AGIC is going there for several reasons. First, they’ll set GPS points and match them to their maps and huge database of satellite images, so researchers will have a more accurate understanding of just where it is they’re looking at. Along the way, they’ll also map the rare wet patches in these valleys—such as Don Juan Pond, the saltiest lake in the world. That information will help scientist who study extreme forms of life know where to look for them.
But not all their work is in the field. Recently, AGIC was given access to images of Antarctica, taken by the same satellites that do intelligence imaging for the U.S. government.

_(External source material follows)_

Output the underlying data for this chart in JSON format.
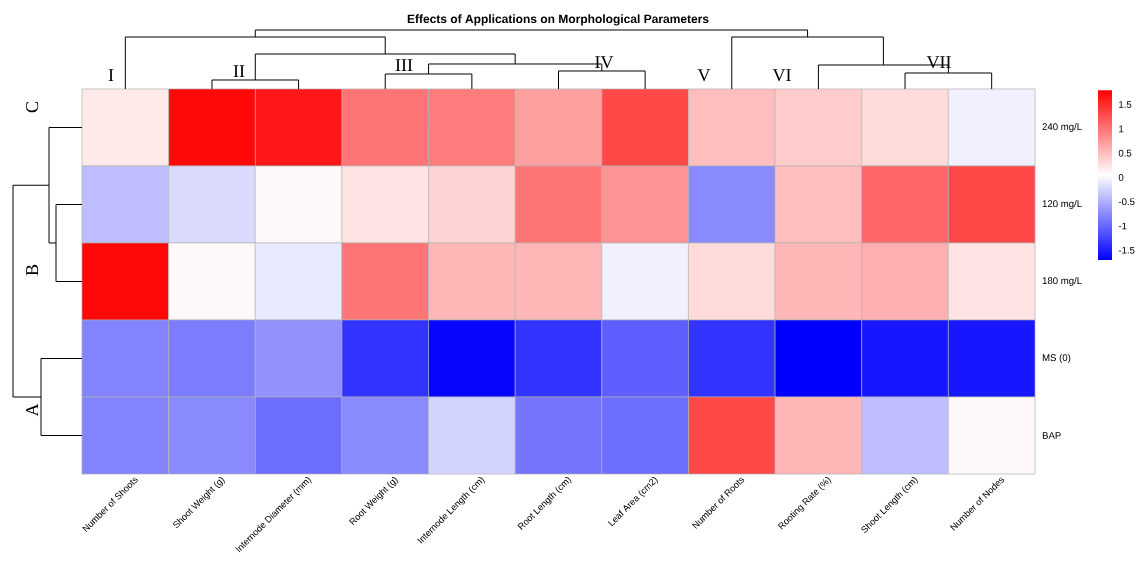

“Because the orbits of these satellites come together at the poles, I can shoot every point in Antarctica up to three times per day, per satellite,” Morin says. “There’s no competition because nobody using them wants to see Antarctica but me. And each pixel is between 50 centimeters and 1 meter. I’m getting between 200 and 500 gigabytes of data every day.”
The images are in exquisite detail. The hard part is figuring out how to organize, store and actually put the information to productive use. It’s an overwhelming task, but Morin and his team are starting to get the hang of it. One of the ways they’ve used the images is to help penguin researchers find colonies of the birds and track their movements.
How do you find penguins on a satellite image? “Even with this level of detail, it’s hard to spot the birds,” says Morin. “So what we do is look for reddish-brown smears on the snow—trails of penguin poop—and follow those back to the colonies, which you can see because it’s just a huge spot of poop.”